The battle of the sexes in biomedical research

Women’s rights activist Elizabeth Cady Stanton decreed that “all men and women are created equal,” a proclamation necessary to win women the right to equal representation in the eyes of the government. Ironically, I believe we now need to realize just how differently men and women are created in order to secure a new set of rights for women, that of equal representation in preclinical biomedical research. It isn’t news that males and females are biologically different (duh), but historically, scientists have conducted studies predominantly on male mice, presuming those discoveries would be applicable to both men and women; unsurprisingly, current research is pointing out the many flaws in this logic. In May of last year (2014), the National Institutes of Health (NIH), the agency that is charged with allocating government funds to research grants, announced policies that would require basic scientists to use both male and female mice in their studies.  The announcement of these policies included the following reasoning:

"The over-reliance on male animals and cells in preclinical research obscures key sex differences that could guide clinical studies. And it might be harmful: women experience higher rates of adverse drug reactions than men do. Furthermore, inadequate inclusion of female cells and animals in experiments and inadequate analysis of data by sex may well contribute to the troubling rise of irreproducibility in preclinical biomedical research, which the NIH is now actively working to address."

As with most changes in funding policies, there was pushback on the NIH’s new policy. Including both male and female mice would almost certainly increase variability, resulting in more time and resources spent on answering experimental questions. As a sixth year graduate student, I whole-heartedly agree that no scientist wants to see those two factors increase. One suggested solution was to increase allocated funds for studies specifically designed for “sex differences research.” This essentially would give scientists the allowance to presume what may or may not differ between the sexes. My personal experience over the past months calls bullshit.

I use mice as a model system to study cells of the sympathetic nervous system, which regulates the “fight or flight” response we experience when faced with a stress trigger (i.e. a big exam, public speaking, or a swerving car).  Specifically, I examine how signaling through a specific protein helps sympathetic neurons develop connections with another type of neuron. There’s no reason to think there would be sex differences in the basic circuit that I study—both males and females have these cells, both males and females develop the same inter-neuronal connection, and that connection functions similarly in both males and females  to control pupil dilation, increased sweating and increased heart rate, among other things. However, after a relatively long struggle with results that didn’t always add up, I discovered the missing piece of the puzzle: male and female mice have inherently different expression patterns of that specific protein in sympathetic neurons. Imminently, this means that I can move forward with my experiments and have cleaner data by examining results according to gender. But I’m intrigued—what does this mean more generally for how cells of the sympathetic nervous system connect to form circuits and thus function? And I’m hooked on the possibility that differences between the sexes may be more common than most scientists currently think.

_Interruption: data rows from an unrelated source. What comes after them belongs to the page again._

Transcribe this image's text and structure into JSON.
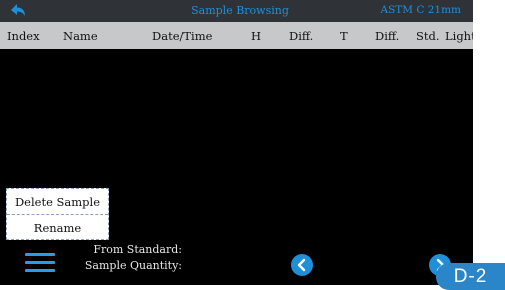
{
  "titlebar": {
    "back_icon": "back-arrow-icon",
    "title": "Sample Browsing",
    "standard": "ASTM C 21mm"
  },
  "table": {
    "columns": [
      "Index",
      "Name",
      "Date/Time",
      "H",
      "Diff.",
      "T",
      "Diff.",
      "Std.",
      "Light"
    ],
    "rows": []
  },
  "context_menu": {
    "items": [
      "Delete Sample",
      "Rename"
    ]
  },
  "footer": {
    "menu_icon": "hamburger-menu-icon",
    "from_standard_label": "From Standard:",
    "sample_quantity_label": "Sample Quantity:",
    "prev_icon": "chevron-left-icon",
    "next_icon": "chevron-right-icon"
  },
  "badge": "D-2",
  "colors": {
    "accent": "#1f8fd8",
    "titlebar_bg": "#2f3338",
    "header_bg": "#c6c8ca",
    "screen_bg": "#000000",
    "badge_bg": "#2b86c9"
  }
}
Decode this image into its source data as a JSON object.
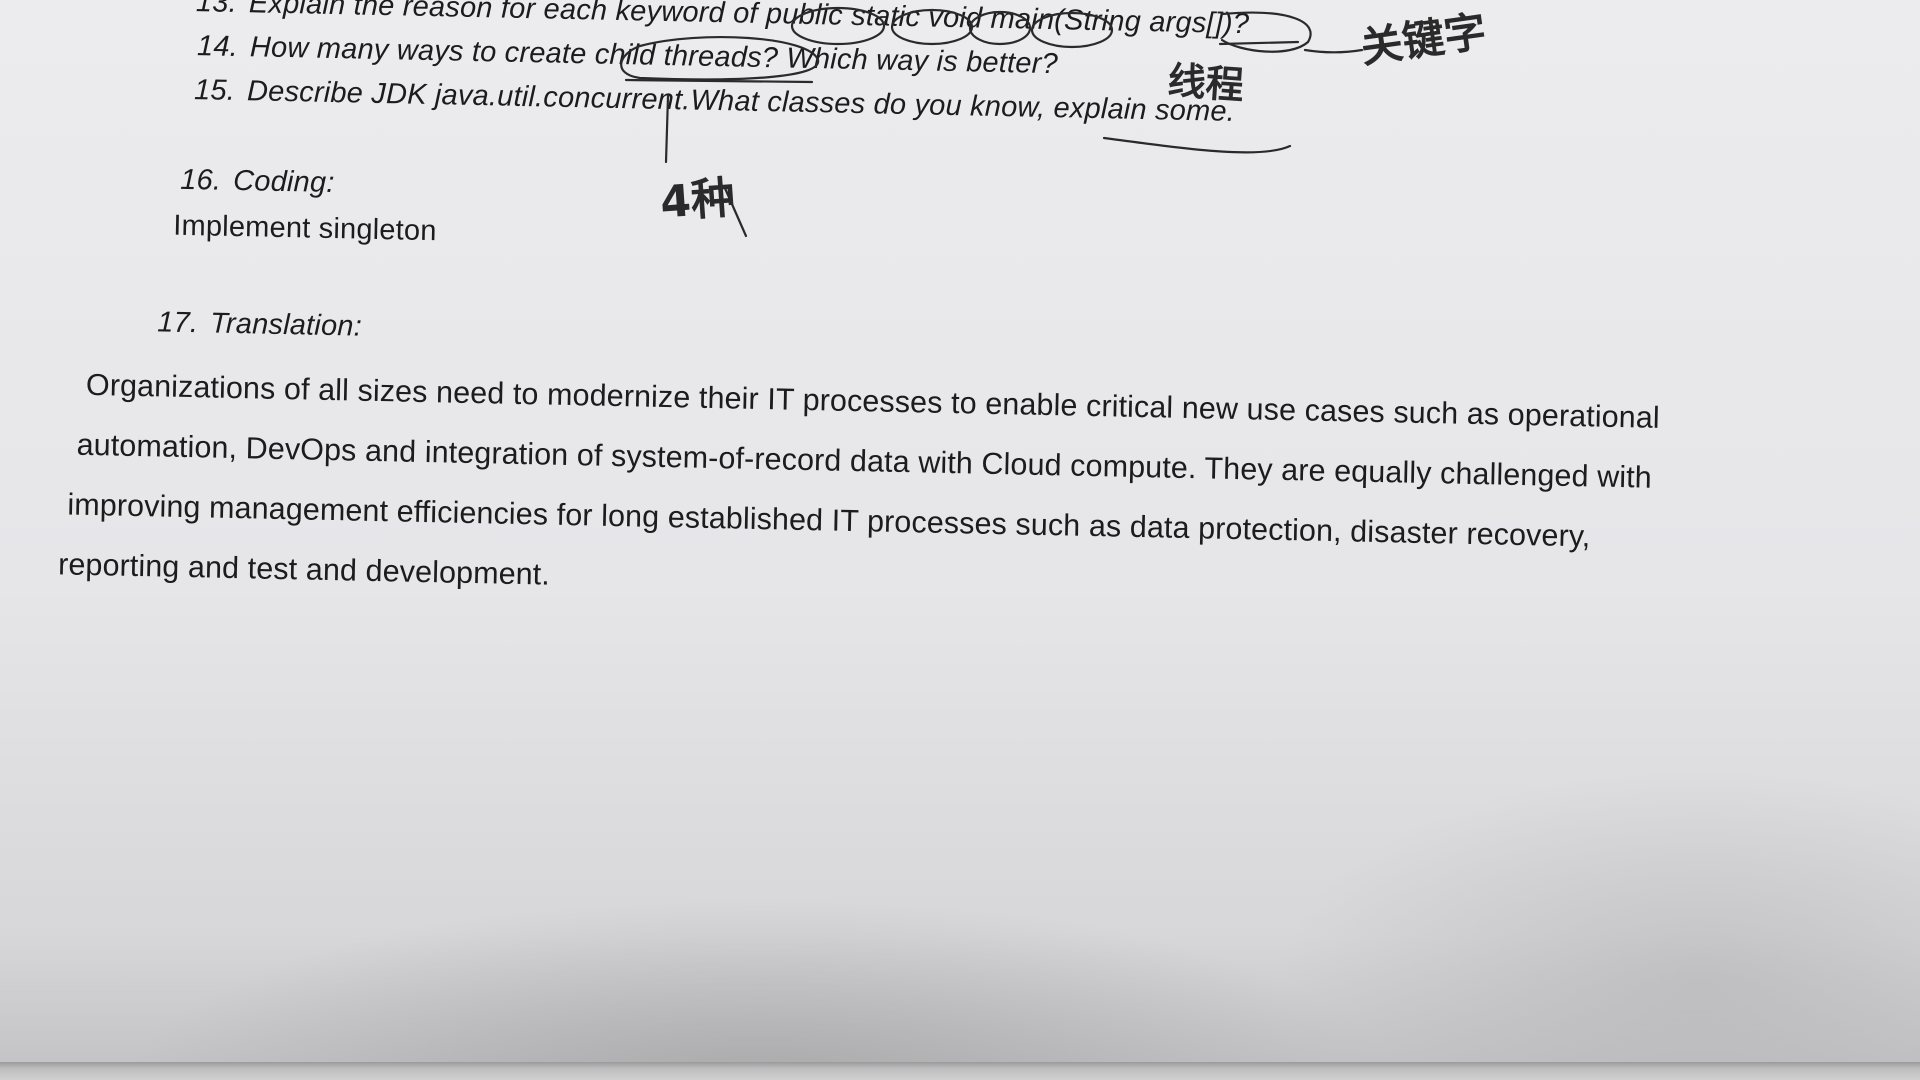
{
  "questions": [
    {
      "number": "13.",
      "text": "Explain the reason for each keyword of public static void main(String args[])?"
    },
    {
      "number": "14.",
      "text": "How many ways to create child threads? Which way is better?"
    },
    {
      "number": "15.",
      "text": "Describe JDK java.util.concurrent.What classes do you know, explain some."
    },
    {
      "number": "16.",
      "text": "Coding:",
      "subtext": "Implement singleton"
    },
    {
      "number": "17.",
      "text": "Translation:"
    }
  ],
  "translation_paragraph": [
    "Organizations of all sizes need to modernize their IT processes to enable critical new use cases such as operational",
    "automation, DevOps and integration of system-of-record data with Cloud compute. They are equally challenged with",
    "improving management efficiencies for long established IT processes such as data protection, disaster recovery,",
    "reporting and test and development."
  ],
  "handwriting": {
    "note_keyword": "关键字",
    "note_threads": "线程",
    "note_count": "4种"
  }
}
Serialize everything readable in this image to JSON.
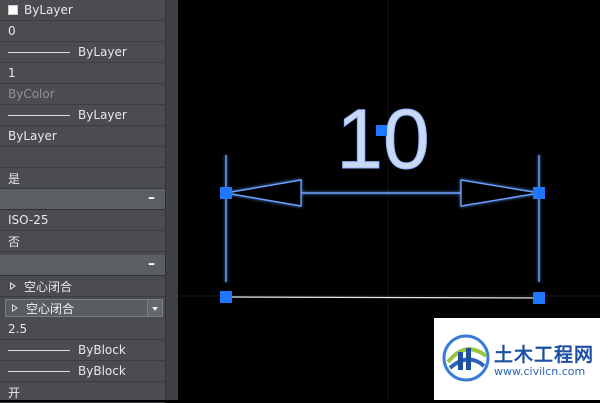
{
  "properties": {
    "rows": [
      {
        "value": "ByLayer"
      },
      {
        "value": "0"
      },
      {
        "value": "ByLayer"
      },
      {
        "value": "1"
      },
      {
        "value": "ByColor"
      },
      {
        "value": "ByLayer"
      },
      {
        "value": "ByLayer"
      },
      {
        "value": ""
      },
      {
        "value": "是"
      },
      {
        "value": "ISO-25"
      },
      {
        "value": "否"
      },
      {
        "value": "空心闭合"
      },
      {
        "value": "空心闭合"
      },
      {
        "value": "2.5"
      },
      {
        "value": "ByBlock"
      },
      {
        "value": "ByBlock"
      },
      {
        "value": "开"
      }
    ],
    "collapse_symbol": "–"
  },
  "drawing": {
    "dimension_text": "10",
    "dimension_color": "#c9d9f3",
    "grip_color": "#1e78ff"
  },
  "watermark": {
    "name": "土木工程网",
    "url": "www.civilcn.com"
  }
}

Supporting my new take on sex differences is an interesting article on pain I recently came across in the journal Nature Neuroscience from Jeffrey Mogil’s lab.  For years, Mogil has called for equal representation of male and female mice in pain research, and his recent paper illustrates the point that males and females have differences even in unsuspected areas such as chronic pain. Essentially, the study demonstrates that drugs that work in male mice to help reduce hypersensitivity to pain do not reduce hypersensitivity to pain in female mice. Why?  Because the pain causing mechanism is fundamentally different between the sexes. This is an important finding because one of the drugs used in the study was actually used in a clinical trial for neuropathic pain—a clinical trial that included both men and women. This work underlines a major flaw in studying only one sex in basic science studies. Adding fuel to the painful fire is the fact that women make up the majority of chronic pain patients. How is studying only male mice fair to those women?

My own experience and current publications are pointing to the fact that we, as scientists, cannot predetermine which biological systems will show sex differences. It seems clear that preclinical studies need to do their due diligence and include both genders in order to provide information that would be relevant to both men and women. The new NIH policies may not be perfect in how they are requiring this, but it seems to me that every researcher should remember that sex matters, so that all men and women patients can be duly represented.